The file should have an extension of .html or .htm to be recognised as an MRTG file by Weathermap.
This plugin reads the current status of a host from your Cacti database. The hostid is visible in Cacti URLs when you click on links in the Devices page. The return values for this plugin are numeric codes. It also sets a Hint Variable called state to a string, that can be nicer to use in an ICON filename, for example - possible values are 'up','down','disabled', and 'recovering'.
Code | state value |
---|---|
0 | disabled |
1 | down |
2 | recovering |
3 | up |
It also sets the following additional Hint Variables, to use in a LABEL, COMMENT or NOTES section as you see fit: cacti_hostname, cacti_description, cacti_curtime, cacti_avgtime, cacti_mintime, cacti_maxtime, cacti_availability, cacti_faildate, and cacti_recdate
.An appropriate SCALE definition to get red, green, yellow and grey labels based on the state of a host would be:
SCALE cactiupdown 0 0.5 192 192 192 SCALE cactiupdown 0.5 1.5 255 0 0 SCALE cactiupdown 1.5 2.5 0 0 255 SCALE cactiupdown 2.5 3.5 0 255 0
When used with cactimonitor: prefix, this plugin takes data from both Cacti's host table and from the THold plugin's data to produce a composite state, similar to the one used by the Monitor plugin.
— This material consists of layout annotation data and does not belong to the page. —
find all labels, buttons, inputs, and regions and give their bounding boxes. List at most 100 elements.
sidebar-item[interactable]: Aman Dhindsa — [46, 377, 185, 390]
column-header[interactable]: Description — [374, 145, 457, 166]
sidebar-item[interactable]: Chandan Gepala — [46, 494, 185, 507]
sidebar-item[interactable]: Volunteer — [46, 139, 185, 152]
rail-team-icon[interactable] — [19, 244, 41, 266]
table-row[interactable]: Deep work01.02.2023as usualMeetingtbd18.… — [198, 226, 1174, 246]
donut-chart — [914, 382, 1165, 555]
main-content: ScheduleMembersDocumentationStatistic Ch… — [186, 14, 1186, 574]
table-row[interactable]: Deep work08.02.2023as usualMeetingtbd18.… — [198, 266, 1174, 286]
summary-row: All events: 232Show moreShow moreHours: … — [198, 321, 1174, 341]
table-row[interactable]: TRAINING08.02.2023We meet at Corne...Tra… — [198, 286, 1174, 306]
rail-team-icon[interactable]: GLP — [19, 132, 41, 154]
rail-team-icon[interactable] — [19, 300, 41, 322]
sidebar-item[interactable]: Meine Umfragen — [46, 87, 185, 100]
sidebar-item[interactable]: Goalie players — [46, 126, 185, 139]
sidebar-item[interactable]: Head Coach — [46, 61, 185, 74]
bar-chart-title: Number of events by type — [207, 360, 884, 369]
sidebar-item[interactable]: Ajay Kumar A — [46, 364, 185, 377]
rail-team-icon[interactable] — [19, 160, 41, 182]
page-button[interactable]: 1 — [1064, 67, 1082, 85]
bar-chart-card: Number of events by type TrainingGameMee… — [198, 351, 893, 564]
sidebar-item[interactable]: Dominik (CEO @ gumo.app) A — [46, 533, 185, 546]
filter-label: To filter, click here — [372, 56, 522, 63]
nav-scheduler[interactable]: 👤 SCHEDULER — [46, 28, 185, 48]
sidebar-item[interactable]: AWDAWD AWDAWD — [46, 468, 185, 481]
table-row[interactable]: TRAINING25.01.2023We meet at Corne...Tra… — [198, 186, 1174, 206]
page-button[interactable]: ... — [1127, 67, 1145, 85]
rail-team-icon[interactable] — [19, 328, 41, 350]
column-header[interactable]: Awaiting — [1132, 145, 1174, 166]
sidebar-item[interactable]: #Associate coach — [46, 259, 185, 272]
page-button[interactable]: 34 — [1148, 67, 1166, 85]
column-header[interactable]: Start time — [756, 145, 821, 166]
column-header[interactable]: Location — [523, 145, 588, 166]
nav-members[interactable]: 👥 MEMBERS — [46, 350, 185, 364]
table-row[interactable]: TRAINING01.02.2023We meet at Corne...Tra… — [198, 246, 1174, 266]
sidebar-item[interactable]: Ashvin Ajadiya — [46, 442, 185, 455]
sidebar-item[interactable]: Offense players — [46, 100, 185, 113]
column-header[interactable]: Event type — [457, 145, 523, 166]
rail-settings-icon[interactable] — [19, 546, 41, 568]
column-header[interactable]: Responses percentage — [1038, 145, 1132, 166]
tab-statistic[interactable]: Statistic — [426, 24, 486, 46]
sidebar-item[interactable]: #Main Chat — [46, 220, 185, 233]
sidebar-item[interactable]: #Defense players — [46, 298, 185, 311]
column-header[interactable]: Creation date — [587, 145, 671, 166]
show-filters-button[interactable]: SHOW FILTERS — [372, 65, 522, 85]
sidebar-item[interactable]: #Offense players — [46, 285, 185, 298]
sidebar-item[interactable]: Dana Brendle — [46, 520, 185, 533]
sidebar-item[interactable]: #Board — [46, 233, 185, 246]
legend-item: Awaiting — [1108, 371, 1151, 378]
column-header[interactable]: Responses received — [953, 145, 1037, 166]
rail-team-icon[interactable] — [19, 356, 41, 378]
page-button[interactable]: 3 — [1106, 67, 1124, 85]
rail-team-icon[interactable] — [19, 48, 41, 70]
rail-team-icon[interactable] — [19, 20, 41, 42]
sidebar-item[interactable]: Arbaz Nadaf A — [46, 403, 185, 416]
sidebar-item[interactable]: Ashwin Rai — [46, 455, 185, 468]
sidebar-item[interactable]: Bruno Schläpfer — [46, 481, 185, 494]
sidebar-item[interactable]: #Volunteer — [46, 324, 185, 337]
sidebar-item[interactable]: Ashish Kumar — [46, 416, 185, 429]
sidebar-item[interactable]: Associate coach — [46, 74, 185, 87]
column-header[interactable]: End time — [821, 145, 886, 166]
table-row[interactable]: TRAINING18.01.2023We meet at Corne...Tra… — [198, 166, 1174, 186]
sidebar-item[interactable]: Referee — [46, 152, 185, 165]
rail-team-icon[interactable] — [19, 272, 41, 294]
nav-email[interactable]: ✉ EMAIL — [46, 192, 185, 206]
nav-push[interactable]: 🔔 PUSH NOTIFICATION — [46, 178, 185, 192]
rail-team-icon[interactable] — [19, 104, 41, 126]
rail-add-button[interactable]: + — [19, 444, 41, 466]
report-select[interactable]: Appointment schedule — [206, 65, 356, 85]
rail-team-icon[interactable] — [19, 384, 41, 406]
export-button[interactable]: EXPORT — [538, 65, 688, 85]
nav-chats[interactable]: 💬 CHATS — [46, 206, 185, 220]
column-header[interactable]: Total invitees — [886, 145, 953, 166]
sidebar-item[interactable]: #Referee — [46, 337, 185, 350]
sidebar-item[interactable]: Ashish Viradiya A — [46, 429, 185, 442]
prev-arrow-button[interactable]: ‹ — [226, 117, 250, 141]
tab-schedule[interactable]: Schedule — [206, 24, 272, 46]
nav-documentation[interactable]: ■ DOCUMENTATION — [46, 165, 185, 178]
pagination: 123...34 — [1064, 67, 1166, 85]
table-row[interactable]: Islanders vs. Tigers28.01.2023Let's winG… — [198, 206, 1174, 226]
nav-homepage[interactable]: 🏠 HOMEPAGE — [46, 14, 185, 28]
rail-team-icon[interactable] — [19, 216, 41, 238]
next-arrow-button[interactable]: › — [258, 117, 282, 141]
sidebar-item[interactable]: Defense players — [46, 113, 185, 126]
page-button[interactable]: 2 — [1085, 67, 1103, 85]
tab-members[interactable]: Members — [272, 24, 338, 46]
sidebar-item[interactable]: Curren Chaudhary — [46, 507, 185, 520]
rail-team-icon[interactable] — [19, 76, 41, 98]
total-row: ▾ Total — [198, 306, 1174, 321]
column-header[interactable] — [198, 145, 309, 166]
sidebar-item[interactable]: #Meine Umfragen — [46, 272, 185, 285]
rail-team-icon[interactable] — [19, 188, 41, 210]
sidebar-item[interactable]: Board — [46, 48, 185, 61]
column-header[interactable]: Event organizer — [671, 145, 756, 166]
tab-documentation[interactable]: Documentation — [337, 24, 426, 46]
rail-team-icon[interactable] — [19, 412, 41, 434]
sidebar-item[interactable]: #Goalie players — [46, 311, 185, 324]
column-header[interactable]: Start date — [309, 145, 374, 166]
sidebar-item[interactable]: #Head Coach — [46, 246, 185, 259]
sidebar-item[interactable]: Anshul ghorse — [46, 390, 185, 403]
It sets all the same Hint Variables as cactihost: plus a couple more: thold_failcount is the number of thresholds failing on this host, and thold_failpercent is the percentage of thresholds set on this host that are failing. Bear in mind that if you have both a minimum and maximum set on the same variable, then you will never get 100% failure.
It also has a new value possible for the state Hint Variable - 'tholdbreached', and adds a new state number 4, for "threshold breached".
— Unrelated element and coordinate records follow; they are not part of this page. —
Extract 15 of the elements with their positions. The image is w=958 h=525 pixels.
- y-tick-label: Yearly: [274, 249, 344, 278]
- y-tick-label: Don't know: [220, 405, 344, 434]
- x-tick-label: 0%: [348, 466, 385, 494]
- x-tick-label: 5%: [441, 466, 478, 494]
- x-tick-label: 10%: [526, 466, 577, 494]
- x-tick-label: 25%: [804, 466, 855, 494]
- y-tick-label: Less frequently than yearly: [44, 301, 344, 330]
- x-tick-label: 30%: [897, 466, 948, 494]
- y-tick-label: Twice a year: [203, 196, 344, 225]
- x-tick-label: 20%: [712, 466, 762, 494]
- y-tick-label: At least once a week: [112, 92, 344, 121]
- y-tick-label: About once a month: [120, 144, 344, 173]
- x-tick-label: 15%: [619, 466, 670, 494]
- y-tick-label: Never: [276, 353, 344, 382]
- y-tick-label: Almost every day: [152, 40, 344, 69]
In the second and third forms, with the cactithold: prefix, the plugin simply returns either a 0 or 1 for the 'input bandwidth' value. 0 if the threshold has not been breached, 1 if it has. You can supply either the internal THold id number for a threshold (not easily visible), the the rra_id and data_id values which can be seen at the end of URLs within THolds web pages.
You can provide a similar output to the Monitor plugin by using the cactimonitor: TARGET and multiple icons. Create a set of coloured (or otherwise different) icons for your node - they should have 'up','down','disabled','recovering' and 'tholdbreached' in the names. Then:
NODE myserver LABEL Server 1 POSITION 100 100 TARGET cactimonitor:77 ICON images/server_{node:this:state}.png LABELOFFSET S USESCALE none
You can make use of the TARGET aggregation features of weathermap to make a value that is effectively a 'percentage badness' for a set of thresholds. Suppose you have a set of load-balanced firewalls, and you want to see how many of the set have exceeded their session count. You would set up thresholds on each firewall as normal, and then:
SCALE badness 0 100 0 255 0 255 0 0 NODE firewall_status TARGET cactithold:334:22 cactithold:34:255 cactithold:337:235 cactithold:33:254 MAXVALUE 4 USESCALE badness in
This is a fairly experimental plugin. It requires the PHP snmp extension to be installed and enabled. Even then, it's hit & miss whether it will work on a particular system - some versions of PHP have better support for SNMP than others, and on some platforms it is different to others, too.
This plugin can directly query an SNMP-manageable device and fetch an OID from it.
This plugin is fairly experimental and not thoroughly tested.
This plugin allows you to write small external scripts, and pass the value from the script into Weathermap. The output format of the script is the same one that MRTG uses for it's external scripts, so it's possible that you can even find an existing script to do what you want, somewhere else.